La segunda de las lecturas que me animó a «seguir creyendo» fue un artículo del blog de Branko Milanovic sobre la posibilidad de una utopía de una sociedad sin dinero. Los intelectuales siguen pensando en transformaciones sociales a los que la política más presuntamente rompedora parece haber renunciado. No creer en lo concreto, en lo que hay aquí y ahora, no implica no seguir creyendo en lo abstracto, en quienes critican la deriva política actual y en quienes inventan mundos posibles. La real politik no debe borrar las aspiraciones de los más ambiciosos. Las prácticas nunca pueden acabar con las ideas. En realidad, la esperanza reside en que nunca, en ningún momento de la historia de la humanidad, los hechos han conseguido borrar las ilusiones. Las decepciones, las renuncias y los fracasos no impidieron que nuevas gentes, o las antiguas, siguieran ansiando e ideando modelos transformadores, da igual de qué signo.

 

El mes que viene el ex primer ministro francés François Mitterrand cumpliría 100 años.
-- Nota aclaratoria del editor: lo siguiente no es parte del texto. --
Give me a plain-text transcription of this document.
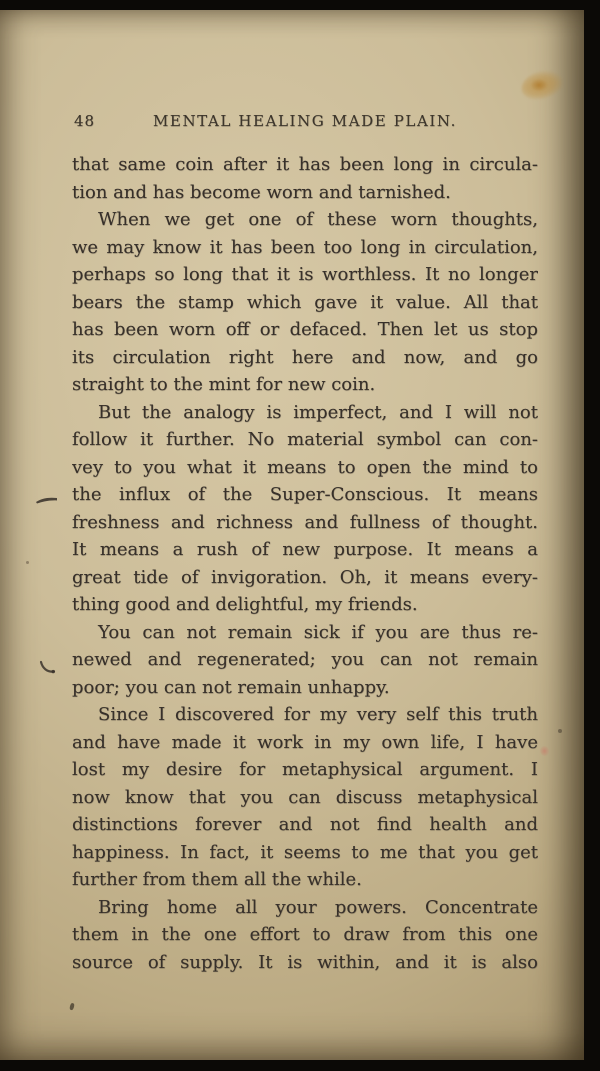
48	MENTAL HEALING MADE PLAIN.
that same coin after it has been long in circula-
tion and has become worn and tarnished.
When we get one of these worn thoughts,
we may know it has been too long in circulation,
perhaps so long that it is worthless. It no longer
bears the stamp which gave it value. All that
has been worn off or defaced. Then let us stop
its circulation right here and now, and go
straight to the mint for new coin.
But the analogy is imperfect, and I will not
follow it further. No material symbol can con-
vey to you what it means to open the mind to
the influx of the Super-Conscious. It means
freshness and richness and fullness of thought.
It means a rush of new purpose. It means a
great tide of invigoration. Oh, it means every-
thing good and delightful, my friends.
You can not remain sick if you are thus re-
newed and regenerated; you can not remain
poor; you can not remain unhappy.
Since I discovered for my very self this truth
and have made it work in my own life, I have
lost my desire for metaphysical argument. I
now know that you can discuss metaphysical
distinctions forever and not find health and
happiness. In fact, it seems to me that you get
further from them all the while.
Bring home all your powers. Concentrate
them in the one effort to draw from this one
source of supply. It is within, and it is also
Su victoria electoral a principios de los años ochenta vino acompañada de una ola de esperanza para la izquierda europea que veía con temor los principios que estaban dirigiendo la construcción de la Unión que son los mismos que han aflorado con la crisis económica: austeridad, contención del gasto, lucha contra la inflación, devaluaciones internas para ganar competitividad… Pero nada más llegar al poder, Mitterrand dio marcha atrás. Lo cuenta Yanis Varoufakis en ¿Y los pobres sufren lo que deben?:

 

«François Mitterrand fue elegido en mayo de 1981 con un programa de ‘acabemos con la austeridad’ que su coalición de gobierno socialista-comunista había prometido implementar. Una fuga de capital inmediata hacia Alemania forzó al banco central de Francia a subir los tipos de interés hasta el 25% y a introducir una congelación de los precios. Nada de eso funcionó y Mitterrand dio instrucciones a su ministro de Finanzas, Jacques Delors, de que negociara con Alemania una devaluación del franco dentro del SME. Las autoridades alemanas aceptaron, con la condición de una inmediata congelación salarial en toda la República francesa. La izquierda francesa estaba escandalizada y exigió una salida inmediata del SME, por temor a que el gobierno francés quedara reducido al agente de las decisiones políticas hechas por los gobiernos conservadores alemanes. El gobierno de Mitterrand tuvo que elegir entre salir del SME, con una devaluación unilateral del franco, o abandonar su programa antiausteridad con el fin de mantenerse dentro del SME. Quedarse en ese proto-euro, el SME, precisaba de atraer dinero extranjero hacia Francia, lo que, a su vez, significaba mayores tipos de interés, menor gasto público y, básicamente, contraer la economía francesa con el fin de mantener un valor estable del franco. Fue la primera vez que un gobierno de tendencia izquierdista descartaría sin ceremonial su agenda antiausteridad en favor de mantenerse fiel a la lógica de hierro de la unión monetaria europea».

 

Las renuncias de Mitterrand supusieron un duro golpe para la izquierda europea. Mermada, cada vez más pequeña y menos valiente, siguió peleando por un mundo mejor. Me falta convicción para terminar el artículo con un poco de esperanza, aunque me había empeñado en manifestarla después de haberla recuperado un poco con Moran y Milanovic. Igual es que hemos perdido de verdad. Porque después de Miterrand, tres décadas después, la esperanza de cambio que llevó consigo el triunfo electoral de Syriza en Grecia, ha quedado reducida a menos que cenizas. Quizás es que es verdad que no hay nadie de quien fiarse. Sí, en realidad la desesperación continúa pese a que la esperanza, a veces, luche por abrirse paso.